Durante el siglo XX, la fotografía artística continuará explorando México como territorio y al mexicano como actor social nacido después de la Revolución. Vemos entonces cómo nace un Álvarez Bravo de la corriente Westoniana, para luego dar paso a la fotografía de Mariana Yampolsky y de Graciela Iturbide, que nos permitirán construir y reconstruir la identidad del mexicano.

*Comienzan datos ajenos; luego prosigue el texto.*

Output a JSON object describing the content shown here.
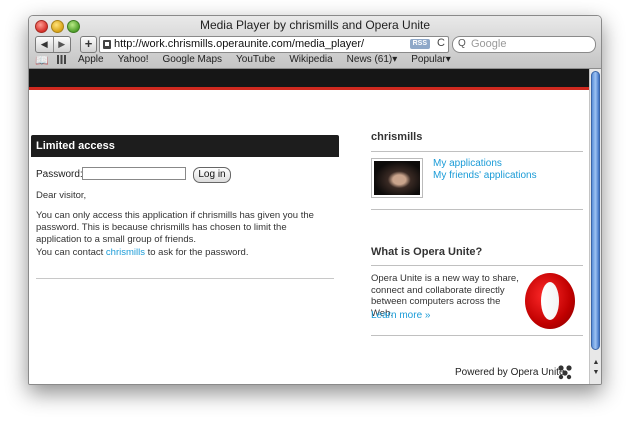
{
  "window": {
    "title": "Media Player by chrismills and Opera Unite"
  },
  "toolbar": {
    "back": "◀",
    "forward": "▶",
    "add": "+",
    "url": "http://work.chrismills.operaunite.com/media_player/",
    "rss": "RSS",
    "reload": "C",
    "search_placeholder": "Google",
    "search_icon": "Q"
  },
  "bookmarks": {
    "book_icon": "📖",
    "items": [
      "Apple",
      "Yahoo!",
      "Google Maps",
      "YouTube",
      "Wikipedia",
      "News (61)▾",
      "Popular▾"
    ]
  },
  "left": {
    "header": "Limited access",
    "password_label": "Password:",
    "password_value": "",
    "login_label": "Log in",
    "greeting": "Dear visitor,",
    "para1": "You can only access this application if chrismills has given you the password. This is because chrismills has chosen to limit the application to a small group of friends.",
    "para2_pre": "You can contact ",
    "para2_link": "chrismills",
    "para2_post": " to ask for the password."
  },
  "right": {
    "user_title": "chrismills",
    "links": [
      "My applications",
      "My friends' applications"
    ],
    "what_title": "What is Opera Unite?",
    "what_text": "Opera Unite is a new way to share, connect and collaborate directly between computers across the Web.",
    "learn_more": "Learn more »",
    "powered_pre": "Powered by ",
    "powered_brand": "Opera Unite"
  },
  "scrollbar": {
    "up": "▲",
    "down": "▼"
  },
  "colors": {
    "accent_red": "#d0291f",
    "link": "#1a9bd7",
    "header_bg": "#1d1d1d"
  }
}
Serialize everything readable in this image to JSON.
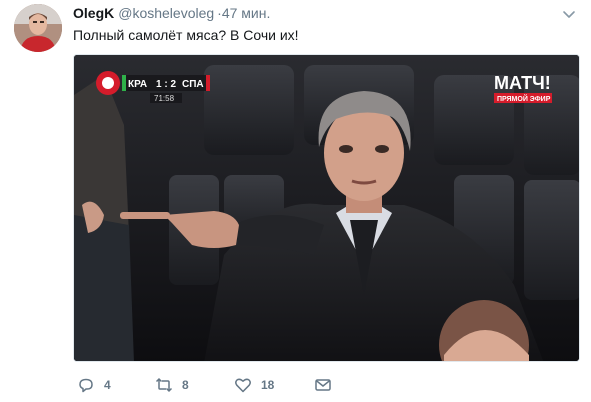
{
  "tweet": {
    "display_name": "OlegK",
    "handle": "@koshelevoleg",
    "dot": "·",
    "time": "47 мин.",
    "text": "Полный самолёт мяса? В Сочи их!"
  },
  "media": {
    "scoreboard": {
      "home": "КРА",
      "score": "1 : 2",
      "away": "СПА",
      "clock": "71:58"
    },
    "channel": {
      "name": "МАТЧ!",
      "subtitle": "ПРЯМОЙ ЭФИР"
    }
  },
  "actions": {
    "reply": {
      "icon": "reply-icon",
      "count": "4"
    },
    "retweet": {
      "icon": "retweet-icon",
      "count": "8"
    },
    "like": {
      "icon": "heart-icon",
      "count": "18"
    },
    "message": {
      "icon": "envelope-icon"
    }
  },
  "colors": {
    "text": "#14171a",
    "secondary": "#657786",
    "border": "#e1e8ed",
    "channel_red": "#d51c2b"
  }
}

Hablando del trabajo de Eisenstein, Carlos Monsiváis mencionó que el objetivo principal del cineasta está en “[…]vindicar a un pueblo oprimido, recordándoles sus enormes atributos, la belleza incomparable de sus rostros, cuerpos, vestidos, tradiciones […]”.[4] No es extraño que la imagen que tenemos de nosotros como mexicanos y de nuestra nación esté constantemente vinculada a nuestro pasado prehispánico, a la visión costumbrista de un México de hermosos paisajes y a la evocación de la sangre indígena que corre por nuestras venas, y de la que comúnmente renegamos. Las tradiciones, la riqueza natural de un país tan vasto como México, la cultura de un pasado azteca, los elementos prehispánicos y lo indígena forman parte del imaginario colectivo del mexicano contemporáneo. En este contexto no es raro que siga existiendo una visión exótica y un tanto pintoresquista en el trabajo de algunos fotógrafos extranjeros. Y como ejemplo actual de ello está la serie Vecinos mexicanos del londinense Russell Monk. Será cuestión de observar cómo se ha ido reconstruyendo la identidad mexicana, cómo se hace uso de la fotografía como medio de resignificación de lo cultural y de lo nacional en nuestros tiempos, y preguntarnos si lo que seguimos mirando en la fotografía de tinte nacionalista es aquello que Monique Fong aprendió de México a través de las películas de Eisenstein o aquello que los fotógrafos del pasado capturaron desde hace dos siglos.



[1] Monique Fong, “Entre Octavio Paz y Marcel Duchamp”, Tierra Adentro núm., 189-190, pág. 71.

[2] José Antonio Rodríguez, “Hugo Brehme, la construcción de una imaginario nacionalista”, pág. 30.

[3] Ibid., pág. 40.

[4] Carlos Monsivais, Maravillas que son sombras que fueron. La fotografía en México, pág. 24.